Réflexions sur la liberté, qu'on fête en France, la faire vivre est une lourd fardeau « Il s'agit évidemment de savoir si on la préfère vivante, avec ses plaies et ses caprices, ou embaumée dans un tombeau de verre. »
REFOULEE d'Allemagne, chassée de Russie, la liberté se repose en France, dans son pays natal.
Certains prétendent qu'elle est condamnée. Trop de globules blancs, disent les uns ; trop de globules rouges, affirment les autres ; trop de médecins, disent les troisièmes.
Périodiquement, les spécialistes penchés à son chevet publient un bulletin de santé sous forme de discours dominicaux.
Malheureusement, s'ils sont d'accord pour se montrer inquiets, ils sont divisés à propos des remèdes.

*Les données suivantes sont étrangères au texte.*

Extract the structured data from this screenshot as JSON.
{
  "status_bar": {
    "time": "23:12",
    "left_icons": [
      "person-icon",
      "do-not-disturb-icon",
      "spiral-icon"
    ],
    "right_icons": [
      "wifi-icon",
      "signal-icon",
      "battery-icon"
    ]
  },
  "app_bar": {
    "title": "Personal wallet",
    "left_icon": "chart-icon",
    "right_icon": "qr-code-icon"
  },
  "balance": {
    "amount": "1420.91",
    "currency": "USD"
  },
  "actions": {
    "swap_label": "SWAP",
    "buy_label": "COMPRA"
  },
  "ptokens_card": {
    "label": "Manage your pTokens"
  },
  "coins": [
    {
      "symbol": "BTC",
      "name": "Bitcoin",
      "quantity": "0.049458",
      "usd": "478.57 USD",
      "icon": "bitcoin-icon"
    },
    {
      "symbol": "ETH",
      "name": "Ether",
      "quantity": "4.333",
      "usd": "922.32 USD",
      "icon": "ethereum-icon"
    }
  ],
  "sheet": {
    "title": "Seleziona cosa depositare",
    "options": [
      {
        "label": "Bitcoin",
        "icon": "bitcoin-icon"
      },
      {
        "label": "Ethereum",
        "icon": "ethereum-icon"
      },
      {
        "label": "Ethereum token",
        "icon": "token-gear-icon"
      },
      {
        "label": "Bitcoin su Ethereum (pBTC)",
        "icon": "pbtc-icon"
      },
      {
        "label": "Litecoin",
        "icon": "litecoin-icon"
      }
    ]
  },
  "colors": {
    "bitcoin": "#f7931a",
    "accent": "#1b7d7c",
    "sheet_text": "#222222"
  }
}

L'un préconise un changement de régime.
— Vous, le grand, taisez-vous, riposte le second. C'est à moi seul qu'il faut la confier. Véritable yoghourt du Caucase et purges régulières.-
— Permettez, permettez, dit le troisième Si je vous la confie à l'un ou à l'autre, vous allez me la tuer... D'abord, c'est moi le médecin traitant. Nous la soignons de père en fils et quoi que vous disiez, je ne lui trouve pas si mauvaise mine. Je vous accorde que la température est élevée, mais c'est vous qui l'échauffez avec vos discussions.
Ainsi, ils se disputent au chevet de la liberté malade, prétendant chacun que c'est grâce à leurs bons soins si elle atteint aujourdhui victorieusement son 159e anniversaire.

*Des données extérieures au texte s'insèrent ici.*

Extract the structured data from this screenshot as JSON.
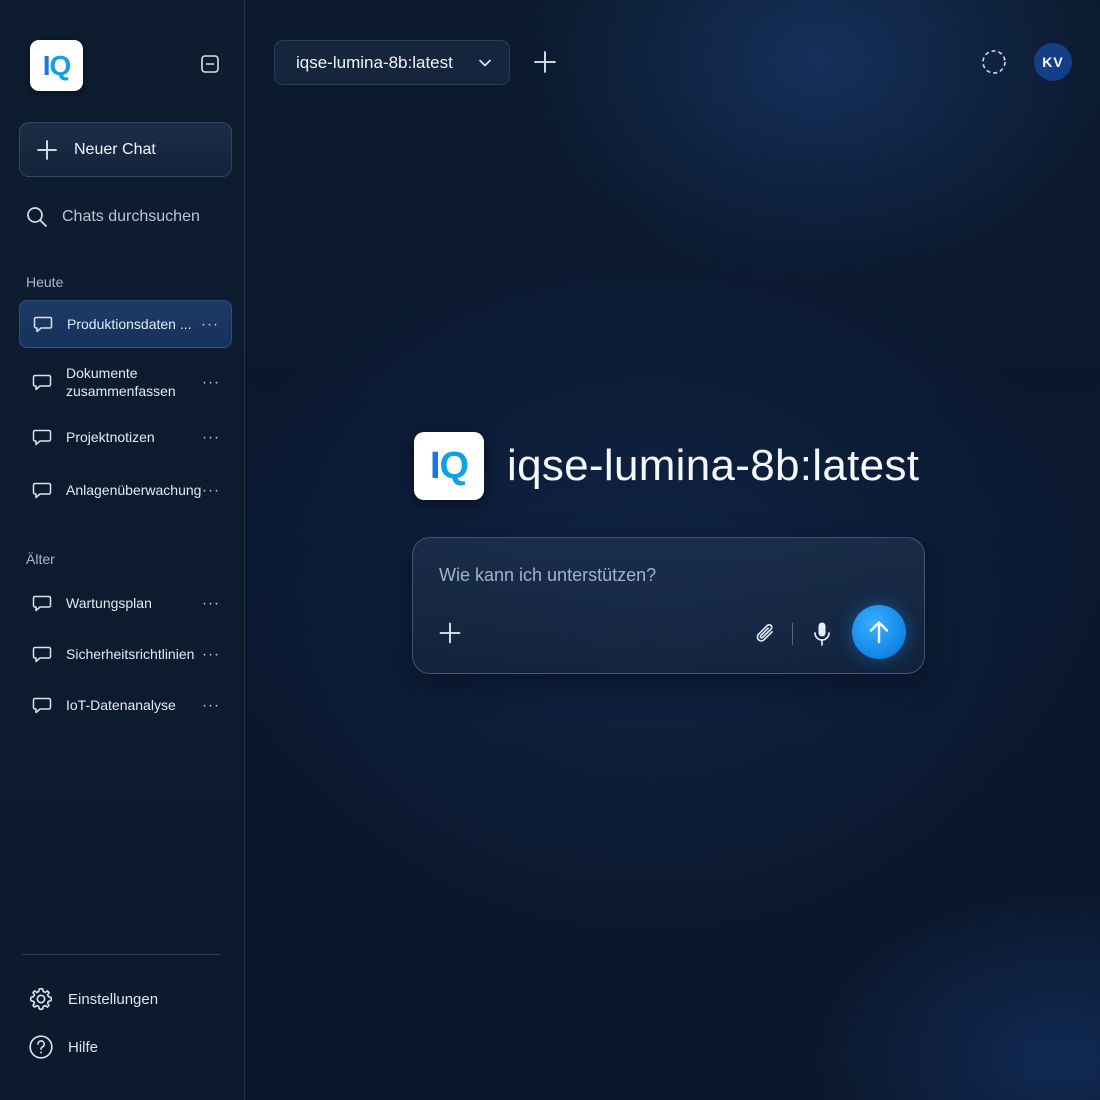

Pour le fêter, ils se sont tout de même mis d'accord sur le programme des réjouissances.
Musique, lampions, limonade, et que tout le monde danse comme si rien n'était.
Ils reprendront demain leurs consultations.

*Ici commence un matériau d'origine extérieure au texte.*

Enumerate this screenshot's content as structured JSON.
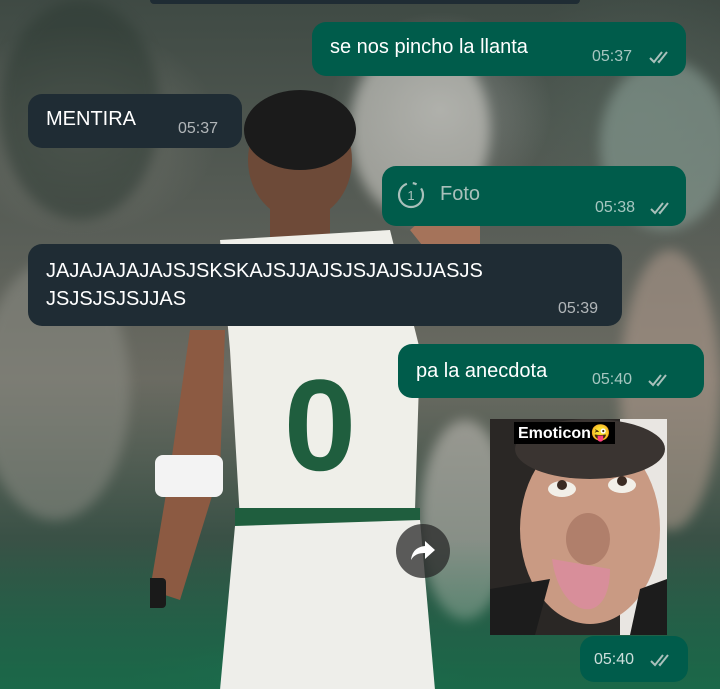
{
  "chat": {
    "messages": [
      {
        "direction": "outgoing",
        "text": "se nos pincho la llanta",
        "time": "05:37",
        "status": "read-ticks-icon"
      },
      {
        "direction": "incoming",
        "text": "MENTIRA",
        "time": "05:37"
      },
      {
        "direction": "outgoing",
        "type": "view-once-photo",
        "icon": "view-once-icon",
        "badge": "1",
        "text": "Foto",
        "time": "05:38",
        "status": "read-ticks-icon"
      },
      {
        "direction": "incoming",
        "text_line1": "JAJAJAJAJAJSJSKSKAJSJJAJSJSJAJSJJASJS",
        "text_line2": "JSJSJSJSJJAS",
        "time": "05:39"
      },
      {
        "direction": "outgoing",
        "text": "pa la anecdota",
        "time": "05:40",
        "status": "read-ticks-icon"
      },
      {
        "direction": "outgoing",
        "type": "sticker",
        "caption": "Emoticon😜",
        "forward_icon": "forward-arrow-icon",
        "time": "05:40",
        "status": "read-ticks-icon"
      }
    ]
  },
  "colors": {
    "outgoing": "#005c4b",
    "incoming": "#1f2c34",
    "ticks": "#a9c0bb"
  }
}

Le grave est que, pendant les crises, la famille excédée gémit quelquefois :
— Tant pis... Qu'on l'achève, cette chétive, et que finissent ces palabres ! D'abord, nous sommes en train de nous ruiner en honoraires...
C'est à ces momentslà qu'elle est vraiment en danger.
Il s'agit évidemment de savoir si on la préfère vivante, avec ses plaies et ses caprices, ou embaumée dans un tombeau de verre.
Inutile alors de lui porter des fleurs il sera trop tard pour pleurer.